L * Rafael Palmeiro -- An early introduction to the Tall Wall.

* John Schuerholz -- A World Series homecoming.

* Richie Bancells/Jamie Reed -- More fishing, fewer injuries.

* Harold Reynolds -- The Roberto Clemente Award.

* Sid Fernandez -- Finally, a chance to see defense in action.

* Arthur Rhodes -- The patience a 23-year-old needs and deserves.

* Mark Williamson -- Another opportunity.

* Fred Uhlman Jr. -- More recognition.

* Davey Johnson -- Sound investments.

* Ken Griffey Jr. -- Continued good health. The rest comes naturally.

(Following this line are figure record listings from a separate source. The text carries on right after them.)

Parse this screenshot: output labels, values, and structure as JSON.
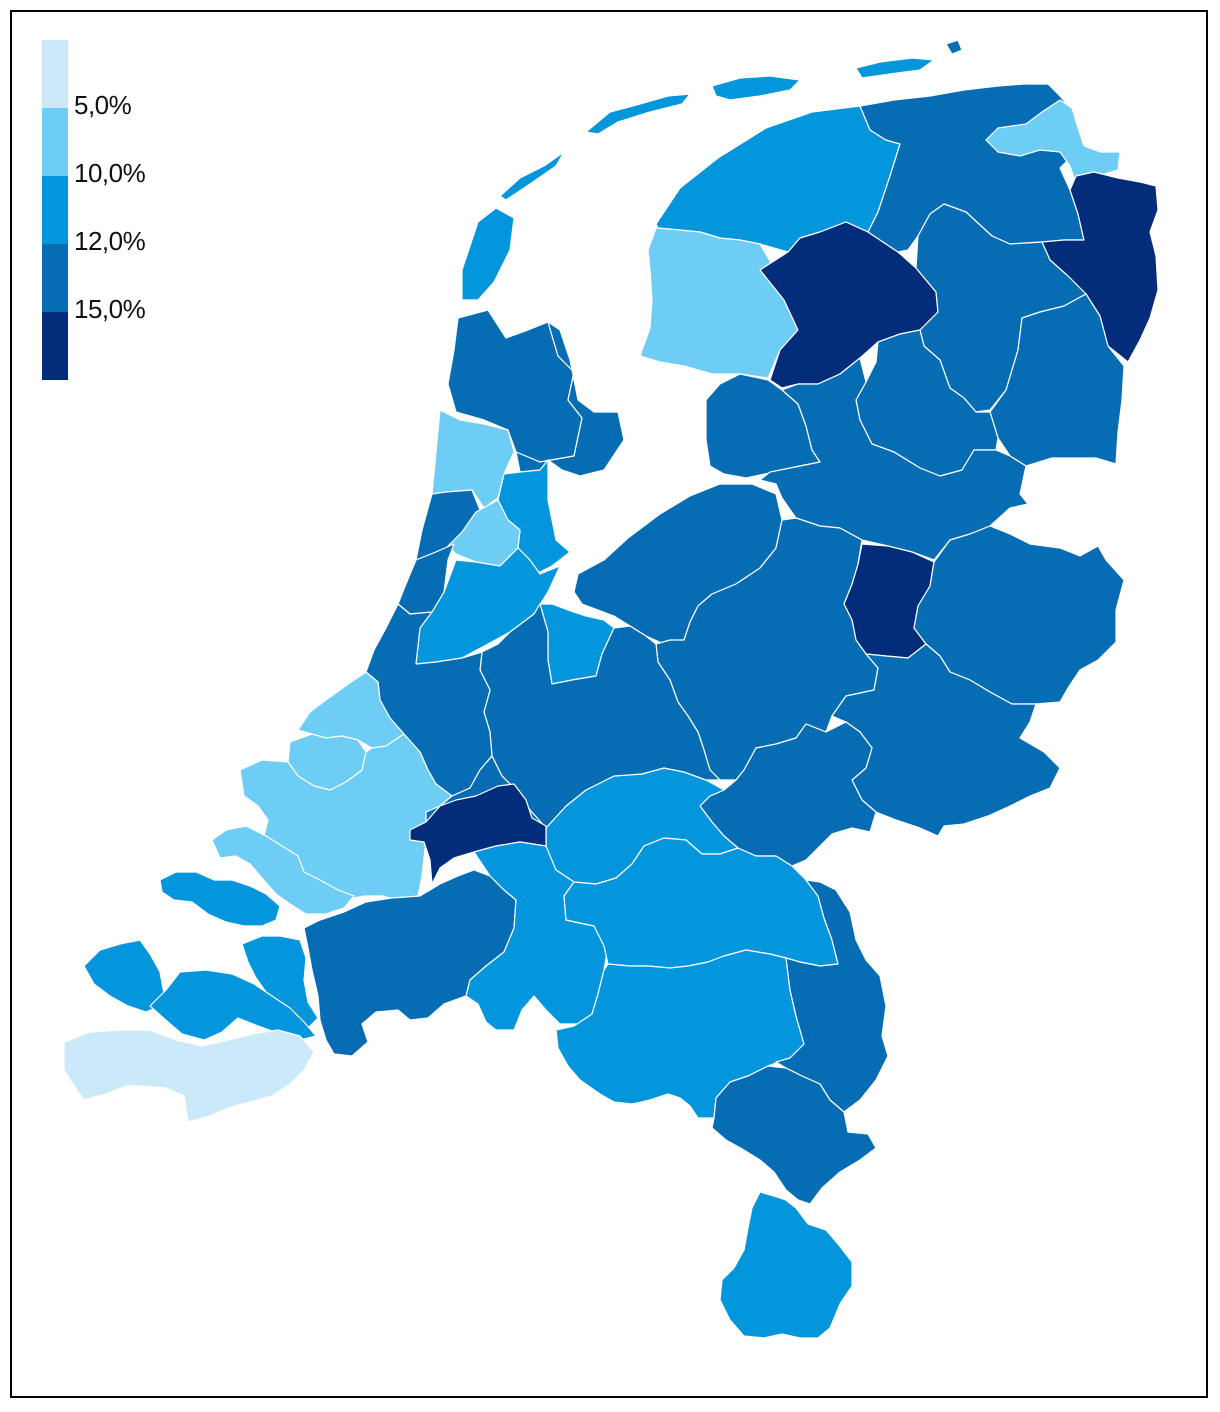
{
  "legend": {
    "thresholds": [
      "5,0%",
      "10,0%",
      "12,0%",
      "15,0%"
    ],
    "classes": [
      {
        "color": "#cce9fa"
      },
      {
        "color": "#6dcdf5"
      },
      {
        "color": "#0496dc"
      },
      {
        "color": "#066db5"
      },
      {
        "color": "#032c7a"
      }
    ]
  },
  "map": {
    "regions": [
      {
        "id": "texel",
        "class": 2
      },
      {
        "id": "vlieland",
        "class": 2
      },
      {
        "id": "terschelling",
        "class": 2
      },
      {
        "id": "ameland",
        "class": 2
      },
      {
        "id": "schiermonnikoog",
        "class": 2
      },
      {
        "id": "rottumeroog",
        "class": 3
      },
      {
        "id": "noordkop",
        "class": 3
      },
      {
        "id": "west-friesland",
        "class": 3
      },
      {
        "id": "kennemerland",
        "class": 1
      },
      {
        "id": "zaanstreek",
        "class": 2
      },
      {
        "id": "haarlem",
        "class": 1
      },
      {
        "id": "ijmond",
        "class": 3
      },
      {
        "id": "bollenstreek",
        "class": 3
      },
      {
        "id": "amsterdam-region",
        "class": 2
      },
      {
        "id": "noord-friesland",
        "class": 2
      },
      {
        "id": "zuidwest-friesland",
        "class": 1
      },
      {
        "id": "zuidoost-friesland",
        "class": 4
      },
      {
        "id": "delfzijl",
        "class": 1
      },
      {
        "id": "noord-groningen",
        "class": 3
      },
      {
        "id": "oost-groningen",
        "class": 4
      },
      {
        "id": "groningen-centraal",
        "class": 3
      },
      {
        "id": "noord-drenthe",
        "class": 3
      },
      {
        "id": "zuidoost-drenthe",
        "class": 3
      },
      {
        "id": "zuidwest-drenthe",
        "class": 3
      },
      {
        "id": "noordoostpolder",
        "class": 3
      },
      {
        "id": "flevoland",
        "class": 3
      },
      {
        "id": "noord-overijssel",
        "class": 3
      },
      {
        "id": "zwolle-region",
        "class": 4
      },
      {
        "id": "twente",
        "class": 3
      },
      {
        "id": "gooi",
        "class": 2
      },
      {
        "id": "leiden",
        "class": 3
      },
      {
        "id": "utrecht",
        "class": 3
      },
      {
        "id": "veluwe",
        "class": 3
      },
      {
        "id": "achterhoek",
        "class": 3
      },
      {
        "id": "den-haag",
        "class": 1
      },
      {
        "id": "delft-westland",
        "class": 1
      },
      {
        "id": "rotterdam",
        "class": 1
      },
      {
        "id": "gouda",
        "class": 3
      },
      {
        "id": "arnhem-nijmegen",
        "class": 3
      },
      {
        "id": "rivierenland",
        "class": 2
      },
      {
        "id": "dordrecht",
        "class": 4
      },
      {
        "id": "voorne-putten",
        "class": 1
      },
      {
        "id": "goeree",
        "class": 2
      },
      {
        "id": "schouwen",
        "class": 2
      },
      {
        "id": "walcheren",
        "class": 2
      },
      {
        "id": "tholen",
        "class": 2
      },
      {
        "id": "zeeuws-vlaanderen",
        "class": 0
      },
      {
        "id": "west-brabant",
        "class": 3
      },
      {
        "id": "midden-brabant",
        "class": 2
      },
      {
        "id": "noordoost-brabant",
        "class": 2
      },
      {
        "id": "zuidoost-brabant",
        "class": 2
      },
      {
        "id": "noord-limburg",
        "class": 3
      },
      {
        "id": "midden-limburg",
        "class": 3
      },
      {
        "id": "zuid-limburg",
        "class": 2
      }
    ]
  }
}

* Barry Bonds -- The same.

* Jim Leyland/Ray Miller -- A return to the top.

* John Kruk -- A svelte look and fat batting average.

* Elrod Hendricks -- A plaque -- where else? -- in the bullpen.

* Debbie Bent -- An answering service.

* Debbie Dickman -- Computerized contracts.

* Phil Farace -- All the joys of getting away from the traffic.

* Len Dykstra -- A bib.

* Gary Sheffield -- The DH rule for the National League.

* Joe McIlvaine/John Barr -- Better luck the second time around.

Dallas Green -- Help.

* Walter Youse -- One more phenom.

* Jimmy/Fred Tyler -- A spring training site to call home.

* Ernie Tyler -- A substitute for Delaware River mud.

* The Phillie Phanatic -- The first inductee into the mascot Hall of Fame.

4 And to all -- a good year. Let's get on with it.